Hacker News new | ask | show | jobs
by rwbhn 1584 days ago
Your statement about your sample code is incorrect - just confirmed it for myself (cpython 3.8.3 is what was handy). Just add those print statements to the example in the article (before/after labels make analysis easier) and also add a set of threads that just do 'x = 0'.
1 comments

If you have a thread decrease the value of x then of course it's possible for x to decrease in value. The point is if you have a bunch of threads where every thread only ever increases the value of x like in the article then in Python it will never be the case that the value of x decreases.

In languages were data races are possible you can have every thread only ever increment x, and yet x's value will decrease due to a data race.

Python's GIL will protect against data races, meaning that certain classes of bugs where a specific memory location takes on a completely arbitrary value will never be observed from a Python program.

As reitzensteinm points out, even if every thread does "x = x + 1", x can decrease.

x starts as 0.

Thread A evaluates x + 1, getting 1.

Thread B executes the full statement 100 times, setting x to 100.

Thread A finishes executing the statement, setting x to 1.

So x decreased from 100 to 1.

But I agree with you that this is a race condition, not a data race.

> In languages were data races are possible you can have every thread only ever increment x, and yet x's value will decrease due to a data race.

That would be a very strange language, or a very strange machine.

In particular integer reads and writes are atomic (though not necessarily well ordered) on x86, arm, etc, so you'd be hard pressed to get a C compiler to emit code that tears the reads or writes in a way that would lead to integer decrements.

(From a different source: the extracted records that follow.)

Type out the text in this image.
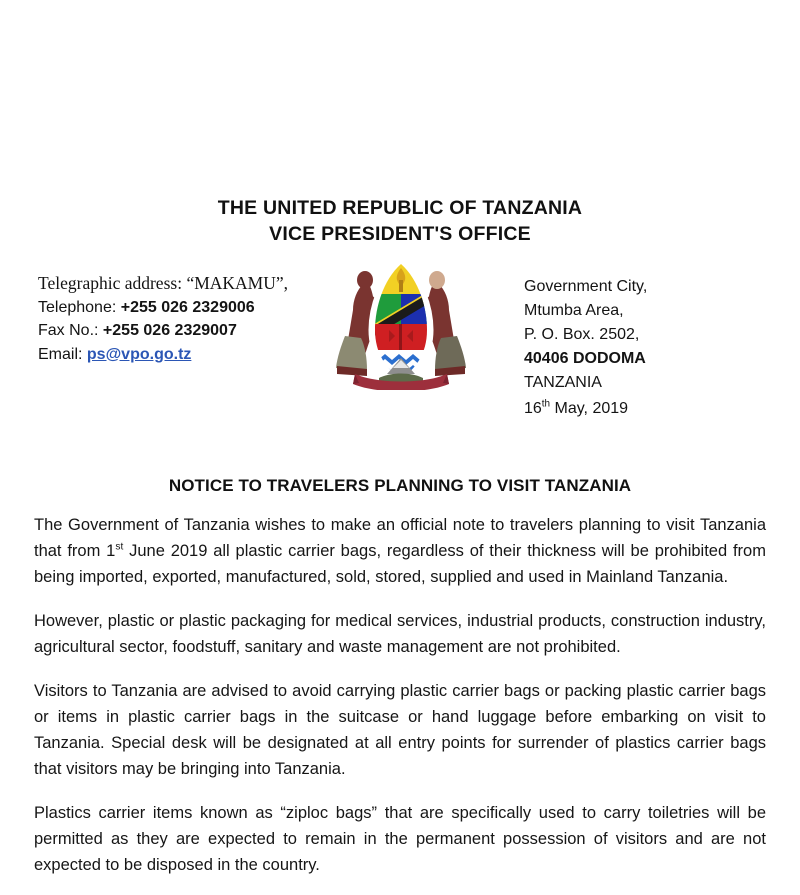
THE UNITED REPUBLIC OF TANZANIA
VICE PRESIDENT'S OFFICE
Telegraphic address: “MAKAMU”,
Telephone: +255 026 2329006
Fax No.: +255 026 2329007
Email: ps@vpo.go.tz
Government City,
Mtumba Area,
P. O. Box. 2502,
40406 DODOMA
TANZANIA
16th May, 2019
NOTICE TO TRAVELERS PLANNING TO VISIT TANZANIA

The Government of Tanzania wishes to make an official note to travelers planning to visit Tanzania that from 1st June 2019 all plastic carrier bags, regardless of their thickness will be prohibited from being imported, exported, manufactured, sold, stored, supplied and used in Mainland Tanzania.

However, plastic or plastic packaging for medical services, industrial products, construction industry, agricultural sector, foodstuff, sanitary and waste management are not prohibited.

Visitors to Tanzania are advised to avoid carrying plastic carrier bags or packing plastic carrier bags or items in plastic carrier bags in the suitcase or hand luggage before embarking on visit to Tanzania. Special desk will be designated at all entry points for surrender of plastics carrier bags that visitors may be bringing into Tanzania.

Plastics carrier items known as “ziploc bags” that are specifically used to carry toiletries will be permitted as they are expected to remain in the permanent possession of visitors and are not expected to be disposed in the country.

Your statement is too strong and comes with important caveats. Only certain aligned memory accesses to non-floating point data types are atomic. Floating point values, unaligned accesses and even integer operations via SIMD instructions are not atomic on the platforms you list. You can absolutely produce an unaligned pointer in C, or use SIMD to increment an integer value (in conjunction with other values) in which case there is no guarantee of atomicity and hence the potential for data to be clobbered if it's not protected by a synchronization primitive.
But (other than floating point, which is surprising, if true for word and smaller values on machines that actually have floating point units), all of those examples are either non-portable assembly code (SIMD) or directly violate the C memory model (unaligned access).

You can't dereference a non-aligned pointer in portable C. It will bus error on certain architectures (including some arm variants).

(I've written plenty of code that relies on unaligned reads, and also that relies on non-torn reads/writes, just not at the same time, and never when portability was a concern.)

We're jumping all over the place I'm afraid. If you're talking about writing standard/portable C then data races are undefined behavior and hence there is no portable manner in which a data race can be observed. A C compiler is free to produce any observable behavior whatsoever in the presence of a data race.

If you wish to discuss x86 or ARM, well a data race can occur in a C program through the use of SIMD instructions or writing through an unaligned pointer. If you want to pick an architecture that does not allow unaligned accesses, sure we can discuss the PowerPC 500 series where unaligned accesses are a bus error, but then reads and writes of 32 bit values are not atomic and hence can produce data races.

We can't mix properties of one architecture with properties of another architecture and also discuss portable C. Any consideration of data races or undefined behavior in general must be specific to a particular architecture and we must apply the rules of any given architecture consistently.